Word Embedding: Word2Vec — Skip-gram and CBOW

3 min readJun 4, 2022

What is Word Embedding?

Word Embedding is a term used to describe numerical representation of text.

We learnt some basic text vectoization techniques in the previous article such as Bag of Words, TF-IDF.. etc. Now let us look at some more advanced techniques for text representation.

Creating a sparse representation using TF-IDF and other basic vectorization methods do not make much sense as they do not capture the semantics and relationships of the words.

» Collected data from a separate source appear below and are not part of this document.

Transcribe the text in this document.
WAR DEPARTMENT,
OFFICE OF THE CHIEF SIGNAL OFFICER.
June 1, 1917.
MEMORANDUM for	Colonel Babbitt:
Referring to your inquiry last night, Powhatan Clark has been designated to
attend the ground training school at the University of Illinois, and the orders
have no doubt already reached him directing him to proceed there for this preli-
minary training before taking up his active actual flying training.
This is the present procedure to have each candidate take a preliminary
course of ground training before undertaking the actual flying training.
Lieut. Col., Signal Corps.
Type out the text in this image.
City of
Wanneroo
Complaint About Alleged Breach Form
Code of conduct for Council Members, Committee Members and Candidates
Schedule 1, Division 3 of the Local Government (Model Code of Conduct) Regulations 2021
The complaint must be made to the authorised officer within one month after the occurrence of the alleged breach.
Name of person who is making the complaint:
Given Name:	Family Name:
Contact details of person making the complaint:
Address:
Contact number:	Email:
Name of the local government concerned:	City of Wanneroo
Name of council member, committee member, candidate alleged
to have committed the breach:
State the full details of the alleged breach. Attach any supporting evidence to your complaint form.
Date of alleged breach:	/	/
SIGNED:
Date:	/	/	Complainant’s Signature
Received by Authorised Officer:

Hence, we need to create a way to capture semantics. We want to represent words in such a manner that it captures its meaning in a way humans do. Not the exact meaning of the word but a contextual one.

Word2Vec:

The Word2Vec is a technique introduced to capture the similarity between words in a text. It follows the following steps-

Learn an embedding vector for each word.
Build a probability model.
Use dot product to measure similarity.

We have 2 flavors of Word2Vec -

Skip Gram Model

The Skip-gram model tries to predict the source context words (surrounding words) given a target word (the center word). Considering our simple sentence below, “the man loves his son”. The skip-gram model’s aim is to predict the context from the target word, the model tries to predict each context word from its target word. Hence the task becomes to predict the context [the, man, his, son] given target word ‘loves’ . Thus the model tries to predict the context_window words based on the target_word.

Assumptions:
A word can be used to generate the words that surround it.
Given the center word, the context words are generated independently.

For each center word (from t=1, .., T), predict context words inside a window.

Objective: Maximize the probability of context words for given center words

Continuous bag of words (CBOW)

The CBOW model architecture tries to predict the current target word (the center word) based on the source context words (surrounding words). Considering a simple sentence, “the man loves his son”, this can be pairs of (context_window, target_word) where if we consider a context window of size 2, we have examples like ([loves], the, man, his, son). Thus the model tries to predict the target_word based on the context_window words.

When to use which method?

Skip-gram:

When you have small amount of training data.
CBOW:

When training time needs to be less.